1. Metabolic Regulation Studies

Lipoylation is extensively involved in key metabolic pathways such as glycolysis and the citric acid cycle. This service can be used to elucidate its regulatory roles in energy metabolism and nutrient sensing.

 

2. Disease Mechanism Investigation

Lipoylation proteomics service enables the analysis of lipoylation dynamics in pathological conditions such as neurodegenerative diseases, metabolic disorders, and cancer, aiding in the identification of potential therapeutic targets.

 

3. Mitochondrial Function Research

Lipoylation primarily occurs on specific enzyme complexes within mitochondria, making it suitable for studying its role in the respiratory chain, oxidative stress response, and mitochondrial homeostasis.

 

4. Drug Response and Target Validation

Lipoylation proteomics service can be applied to evaluate dynamic changes in lipoylation modifications before and after drug treatment, supporting pathway validation and the discovery of novel drug targets.

 

Case Study

1. Quantitative Site-Specific Chemoproteomic Profiling of Protein Lipoylation

This study aims to develop a chemoproteomic strategy for site-specific quantitative analysis of protein lipoylation, systematically profiling the distribution and function of this modification in cells. Using human cell lines as a model, the researchers employed a chemical probe to specifically label lipoylation sites, followed by biotin-based affinity enrichment and high-resolution LC-MS/MS for detection, with stable isotope labeling for quantification. Multiple high-confidence lipoylation sites were identified, predominantly located on mitochondrial metabolism-related enzymes, and exhibited dynamic changes under different metabolic conditions. The study demonstrates that this method offers high throughput and high site-resolution advantages, providing an effective tool to explore the role of lipoylation in metabolic regulation and disease mechanisms.

 



Lai, S C. et al. Journal of the American Chemical Society, 2022.
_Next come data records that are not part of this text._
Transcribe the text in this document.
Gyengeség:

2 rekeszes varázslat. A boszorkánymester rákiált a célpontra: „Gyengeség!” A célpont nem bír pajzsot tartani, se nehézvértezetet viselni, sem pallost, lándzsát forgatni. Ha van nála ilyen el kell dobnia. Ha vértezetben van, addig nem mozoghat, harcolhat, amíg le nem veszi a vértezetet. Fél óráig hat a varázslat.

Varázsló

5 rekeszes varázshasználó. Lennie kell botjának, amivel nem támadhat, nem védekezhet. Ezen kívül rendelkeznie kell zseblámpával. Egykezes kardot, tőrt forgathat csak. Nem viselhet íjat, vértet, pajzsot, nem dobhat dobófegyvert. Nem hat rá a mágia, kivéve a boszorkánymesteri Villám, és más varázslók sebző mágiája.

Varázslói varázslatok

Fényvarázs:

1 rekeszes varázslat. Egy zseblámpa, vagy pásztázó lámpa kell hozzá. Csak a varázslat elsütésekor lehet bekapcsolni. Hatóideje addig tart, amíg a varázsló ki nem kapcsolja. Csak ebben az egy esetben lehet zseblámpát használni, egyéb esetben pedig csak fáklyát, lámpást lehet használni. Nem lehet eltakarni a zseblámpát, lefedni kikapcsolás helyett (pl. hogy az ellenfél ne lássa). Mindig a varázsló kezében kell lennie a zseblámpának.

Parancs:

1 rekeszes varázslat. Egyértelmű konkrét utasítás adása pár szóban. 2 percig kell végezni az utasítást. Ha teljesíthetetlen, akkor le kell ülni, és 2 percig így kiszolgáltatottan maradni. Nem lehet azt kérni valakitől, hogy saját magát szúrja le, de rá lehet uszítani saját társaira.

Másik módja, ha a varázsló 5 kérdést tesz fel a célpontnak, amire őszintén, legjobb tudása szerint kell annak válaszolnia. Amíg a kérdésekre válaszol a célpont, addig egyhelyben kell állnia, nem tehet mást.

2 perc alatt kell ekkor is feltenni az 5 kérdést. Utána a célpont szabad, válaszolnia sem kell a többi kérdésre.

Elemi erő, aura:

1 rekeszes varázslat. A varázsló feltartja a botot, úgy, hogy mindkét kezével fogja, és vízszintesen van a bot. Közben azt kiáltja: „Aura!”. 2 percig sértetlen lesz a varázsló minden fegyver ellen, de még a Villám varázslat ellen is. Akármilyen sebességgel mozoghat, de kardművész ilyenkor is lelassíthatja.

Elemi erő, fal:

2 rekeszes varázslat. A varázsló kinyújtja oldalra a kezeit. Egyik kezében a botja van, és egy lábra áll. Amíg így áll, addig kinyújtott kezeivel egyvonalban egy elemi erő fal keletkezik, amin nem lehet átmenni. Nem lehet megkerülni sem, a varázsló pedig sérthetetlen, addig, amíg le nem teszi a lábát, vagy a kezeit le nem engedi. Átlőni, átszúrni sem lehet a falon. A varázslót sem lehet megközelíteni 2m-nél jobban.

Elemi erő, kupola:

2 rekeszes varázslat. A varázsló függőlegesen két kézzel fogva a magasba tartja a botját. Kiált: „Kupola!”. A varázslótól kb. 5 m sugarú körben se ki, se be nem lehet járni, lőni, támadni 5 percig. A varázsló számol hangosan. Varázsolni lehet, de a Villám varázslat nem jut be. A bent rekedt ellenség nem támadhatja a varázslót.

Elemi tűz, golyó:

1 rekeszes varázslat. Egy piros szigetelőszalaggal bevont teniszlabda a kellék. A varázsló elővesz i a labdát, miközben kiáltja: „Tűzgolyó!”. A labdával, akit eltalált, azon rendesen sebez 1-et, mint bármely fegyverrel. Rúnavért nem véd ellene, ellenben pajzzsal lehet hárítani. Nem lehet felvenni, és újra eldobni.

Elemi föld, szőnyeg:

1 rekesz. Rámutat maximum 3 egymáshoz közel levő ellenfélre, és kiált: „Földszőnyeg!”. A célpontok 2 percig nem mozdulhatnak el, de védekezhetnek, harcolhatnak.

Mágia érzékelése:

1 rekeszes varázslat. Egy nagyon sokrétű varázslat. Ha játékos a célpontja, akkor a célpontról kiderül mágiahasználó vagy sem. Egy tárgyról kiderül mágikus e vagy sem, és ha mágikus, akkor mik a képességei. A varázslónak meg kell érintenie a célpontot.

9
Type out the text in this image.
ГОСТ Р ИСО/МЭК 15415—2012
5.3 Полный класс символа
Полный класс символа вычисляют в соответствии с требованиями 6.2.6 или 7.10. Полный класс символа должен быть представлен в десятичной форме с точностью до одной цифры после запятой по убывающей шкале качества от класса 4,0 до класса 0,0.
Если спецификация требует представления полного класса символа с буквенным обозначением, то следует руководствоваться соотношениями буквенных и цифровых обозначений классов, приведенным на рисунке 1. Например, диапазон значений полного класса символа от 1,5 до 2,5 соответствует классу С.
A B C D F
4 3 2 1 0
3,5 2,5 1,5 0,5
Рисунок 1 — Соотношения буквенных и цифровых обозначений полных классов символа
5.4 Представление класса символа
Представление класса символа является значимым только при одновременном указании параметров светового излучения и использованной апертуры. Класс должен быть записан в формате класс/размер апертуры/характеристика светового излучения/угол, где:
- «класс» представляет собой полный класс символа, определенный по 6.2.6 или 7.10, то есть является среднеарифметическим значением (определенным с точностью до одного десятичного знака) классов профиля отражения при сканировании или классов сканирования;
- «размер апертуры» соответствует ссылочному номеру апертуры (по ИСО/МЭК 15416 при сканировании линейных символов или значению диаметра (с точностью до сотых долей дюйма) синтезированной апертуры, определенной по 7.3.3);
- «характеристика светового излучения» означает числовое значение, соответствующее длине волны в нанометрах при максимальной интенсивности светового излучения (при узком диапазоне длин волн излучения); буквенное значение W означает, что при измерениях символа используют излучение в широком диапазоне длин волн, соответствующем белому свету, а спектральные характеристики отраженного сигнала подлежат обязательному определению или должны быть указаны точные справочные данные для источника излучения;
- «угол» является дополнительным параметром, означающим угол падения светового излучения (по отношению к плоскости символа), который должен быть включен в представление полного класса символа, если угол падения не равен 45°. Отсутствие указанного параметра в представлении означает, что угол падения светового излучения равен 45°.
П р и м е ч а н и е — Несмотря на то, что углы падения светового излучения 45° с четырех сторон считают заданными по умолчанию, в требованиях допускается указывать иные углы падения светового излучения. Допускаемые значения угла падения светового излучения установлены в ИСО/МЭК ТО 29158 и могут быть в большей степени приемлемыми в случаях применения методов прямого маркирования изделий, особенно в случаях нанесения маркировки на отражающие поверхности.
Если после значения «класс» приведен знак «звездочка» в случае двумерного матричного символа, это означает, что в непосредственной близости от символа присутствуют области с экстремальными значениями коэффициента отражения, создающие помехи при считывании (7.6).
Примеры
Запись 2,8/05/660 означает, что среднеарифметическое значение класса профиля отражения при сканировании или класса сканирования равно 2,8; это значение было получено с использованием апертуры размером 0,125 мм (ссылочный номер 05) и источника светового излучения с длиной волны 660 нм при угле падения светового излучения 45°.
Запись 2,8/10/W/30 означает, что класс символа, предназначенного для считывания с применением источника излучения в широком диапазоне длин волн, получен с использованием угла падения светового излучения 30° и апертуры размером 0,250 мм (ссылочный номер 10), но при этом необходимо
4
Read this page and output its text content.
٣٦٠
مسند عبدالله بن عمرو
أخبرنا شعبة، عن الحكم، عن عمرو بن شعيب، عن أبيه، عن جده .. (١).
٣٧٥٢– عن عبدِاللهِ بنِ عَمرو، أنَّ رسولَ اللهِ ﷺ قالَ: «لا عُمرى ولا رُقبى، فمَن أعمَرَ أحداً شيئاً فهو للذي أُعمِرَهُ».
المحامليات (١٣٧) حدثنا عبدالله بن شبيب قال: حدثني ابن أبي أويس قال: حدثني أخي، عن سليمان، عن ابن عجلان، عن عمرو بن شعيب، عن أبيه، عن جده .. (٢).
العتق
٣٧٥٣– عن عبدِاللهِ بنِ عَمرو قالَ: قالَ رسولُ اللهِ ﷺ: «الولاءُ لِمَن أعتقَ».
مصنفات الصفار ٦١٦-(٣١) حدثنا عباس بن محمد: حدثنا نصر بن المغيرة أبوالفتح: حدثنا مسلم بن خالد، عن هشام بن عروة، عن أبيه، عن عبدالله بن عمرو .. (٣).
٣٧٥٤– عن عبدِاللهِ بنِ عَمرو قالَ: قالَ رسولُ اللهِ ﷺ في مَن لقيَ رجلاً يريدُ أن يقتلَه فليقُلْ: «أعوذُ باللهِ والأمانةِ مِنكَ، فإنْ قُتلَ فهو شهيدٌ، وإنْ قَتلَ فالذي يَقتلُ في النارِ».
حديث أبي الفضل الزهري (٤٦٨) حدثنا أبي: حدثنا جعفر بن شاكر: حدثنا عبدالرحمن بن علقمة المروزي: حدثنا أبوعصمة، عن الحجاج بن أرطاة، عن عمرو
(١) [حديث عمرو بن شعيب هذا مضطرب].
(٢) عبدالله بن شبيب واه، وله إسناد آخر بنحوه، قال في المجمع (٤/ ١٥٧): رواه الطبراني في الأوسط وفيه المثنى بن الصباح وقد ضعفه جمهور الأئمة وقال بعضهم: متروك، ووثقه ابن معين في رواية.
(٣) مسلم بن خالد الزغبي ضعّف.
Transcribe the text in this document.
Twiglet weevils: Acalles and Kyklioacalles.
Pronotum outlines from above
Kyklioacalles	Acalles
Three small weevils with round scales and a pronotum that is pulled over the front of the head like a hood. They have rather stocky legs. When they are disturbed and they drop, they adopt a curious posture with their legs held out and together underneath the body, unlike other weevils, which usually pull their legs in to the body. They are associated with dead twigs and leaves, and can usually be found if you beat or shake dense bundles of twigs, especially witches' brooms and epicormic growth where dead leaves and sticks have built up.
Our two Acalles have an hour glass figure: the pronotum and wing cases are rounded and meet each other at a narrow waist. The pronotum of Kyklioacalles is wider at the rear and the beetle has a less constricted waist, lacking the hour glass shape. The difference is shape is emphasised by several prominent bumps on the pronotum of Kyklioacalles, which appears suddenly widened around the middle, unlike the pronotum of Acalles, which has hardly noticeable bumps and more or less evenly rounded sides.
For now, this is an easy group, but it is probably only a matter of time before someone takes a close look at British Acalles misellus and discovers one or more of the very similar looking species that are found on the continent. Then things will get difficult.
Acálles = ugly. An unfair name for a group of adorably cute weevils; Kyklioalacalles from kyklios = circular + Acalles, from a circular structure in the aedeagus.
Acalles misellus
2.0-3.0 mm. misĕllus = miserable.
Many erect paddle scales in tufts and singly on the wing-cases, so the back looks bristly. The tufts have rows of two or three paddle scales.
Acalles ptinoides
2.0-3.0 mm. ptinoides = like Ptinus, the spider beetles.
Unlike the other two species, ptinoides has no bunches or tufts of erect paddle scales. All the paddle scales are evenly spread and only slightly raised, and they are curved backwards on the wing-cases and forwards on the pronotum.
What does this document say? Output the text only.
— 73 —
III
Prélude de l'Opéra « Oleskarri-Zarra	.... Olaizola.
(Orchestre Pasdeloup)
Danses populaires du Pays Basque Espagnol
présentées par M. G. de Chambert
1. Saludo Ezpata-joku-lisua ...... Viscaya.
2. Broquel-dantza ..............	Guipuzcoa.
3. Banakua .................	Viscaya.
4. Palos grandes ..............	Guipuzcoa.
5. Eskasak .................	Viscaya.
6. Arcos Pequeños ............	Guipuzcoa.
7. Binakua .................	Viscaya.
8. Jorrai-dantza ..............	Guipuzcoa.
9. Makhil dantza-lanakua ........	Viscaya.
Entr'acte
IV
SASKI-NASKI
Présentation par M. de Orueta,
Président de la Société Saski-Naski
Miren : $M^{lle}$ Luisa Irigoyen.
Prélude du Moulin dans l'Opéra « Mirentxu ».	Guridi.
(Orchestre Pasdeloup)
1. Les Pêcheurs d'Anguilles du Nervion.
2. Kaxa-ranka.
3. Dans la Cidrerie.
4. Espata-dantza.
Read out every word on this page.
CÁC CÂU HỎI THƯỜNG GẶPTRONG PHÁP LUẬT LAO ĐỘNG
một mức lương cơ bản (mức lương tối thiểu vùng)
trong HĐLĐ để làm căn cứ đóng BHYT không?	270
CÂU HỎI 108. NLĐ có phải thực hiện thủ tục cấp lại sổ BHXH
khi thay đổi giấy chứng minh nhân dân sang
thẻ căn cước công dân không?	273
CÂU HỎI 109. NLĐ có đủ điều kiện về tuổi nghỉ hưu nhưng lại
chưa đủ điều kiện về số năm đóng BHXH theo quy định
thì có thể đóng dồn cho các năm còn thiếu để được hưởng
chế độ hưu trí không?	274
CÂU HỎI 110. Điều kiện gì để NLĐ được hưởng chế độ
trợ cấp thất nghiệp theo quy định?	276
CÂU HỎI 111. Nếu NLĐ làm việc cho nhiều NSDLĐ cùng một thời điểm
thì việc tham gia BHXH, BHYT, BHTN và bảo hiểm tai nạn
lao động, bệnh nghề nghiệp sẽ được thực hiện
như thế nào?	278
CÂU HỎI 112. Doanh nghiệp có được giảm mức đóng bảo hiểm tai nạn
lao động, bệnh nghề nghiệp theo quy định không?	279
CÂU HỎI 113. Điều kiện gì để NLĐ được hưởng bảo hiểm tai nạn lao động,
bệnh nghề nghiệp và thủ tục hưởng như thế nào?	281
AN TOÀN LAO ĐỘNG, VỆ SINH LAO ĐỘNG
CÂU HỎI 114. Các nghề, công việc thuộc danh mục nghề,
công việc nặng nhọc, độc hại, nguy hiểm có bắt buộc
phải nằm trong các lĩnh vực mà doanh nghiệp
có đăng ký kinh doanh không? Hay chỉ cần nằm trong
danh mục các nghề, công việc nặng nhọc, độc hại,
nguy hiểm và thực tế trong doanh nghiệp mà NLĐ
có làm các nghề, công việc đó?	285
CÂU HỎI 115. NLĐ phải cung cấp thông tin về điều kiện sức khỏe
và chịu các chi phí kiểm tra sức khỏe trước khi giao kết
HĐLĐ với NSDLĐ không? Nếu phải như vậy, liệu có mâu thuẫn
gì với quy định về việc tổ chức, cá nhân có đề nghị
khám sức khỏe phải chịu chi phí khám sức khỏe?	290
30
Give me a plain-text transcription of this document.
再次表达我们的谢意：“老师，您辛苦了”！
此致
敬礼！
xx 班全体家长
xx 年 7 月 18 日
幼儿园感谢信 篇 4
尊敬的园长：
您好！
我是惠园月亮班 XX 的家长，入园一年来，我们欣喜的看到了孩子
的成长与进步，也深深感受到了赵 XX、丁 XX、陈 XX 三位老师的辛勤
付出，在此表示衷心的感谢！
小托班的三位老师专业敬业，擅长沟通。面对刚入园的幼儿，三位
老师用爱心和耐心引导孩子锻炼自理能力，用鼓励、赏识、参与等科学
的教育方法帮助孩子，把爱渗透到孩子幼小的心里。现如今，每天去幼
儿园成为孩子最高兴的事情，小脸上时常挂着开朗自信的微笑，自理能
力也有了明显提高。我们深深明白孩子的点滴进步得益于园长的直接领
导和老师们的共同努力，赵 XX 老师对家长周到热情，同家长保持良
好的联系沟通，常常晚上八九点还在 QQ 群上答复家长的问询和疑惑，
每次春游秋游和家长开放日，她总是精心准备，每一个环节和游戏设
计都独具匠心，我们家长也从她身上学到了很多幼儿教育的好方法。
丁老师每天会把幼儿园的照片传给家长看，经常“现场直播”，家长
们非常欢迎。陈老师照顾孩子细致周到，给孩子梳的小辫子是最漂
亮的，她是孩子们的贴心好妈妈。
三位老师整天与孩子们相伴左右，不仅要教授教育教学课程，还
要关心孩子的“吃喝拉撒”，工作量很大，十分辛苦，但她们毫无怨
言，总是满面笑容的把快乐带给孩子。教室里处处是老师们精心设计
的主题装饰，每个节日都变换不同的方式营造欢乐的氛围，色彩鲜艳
Figure 2. Identification of Lipoylation Sites in Proteomes of E. coli.

 

FAQ

Q1: Do you Support the Detection of Low-Abundance Lipoylated Peptides?

A1: Yes. We utilize high-sensitivity mass spectrometry platforms combined with specific enrichment strategies, such as anti-lipoylated lysine antibody enrichment, to effectively detect low-abundance lipoylated peptides even in complex sample backgrounds.

 

Q2: Can you Compare Samples under Different Treatment Conditions?

A2: Yes. We offer both label-free and TMT-based quantification strategies according to client needs, enabling comparative analysis of lipoylation levels across different experimental groups, which is ideal for pharmacodynamic studies and pathway screening.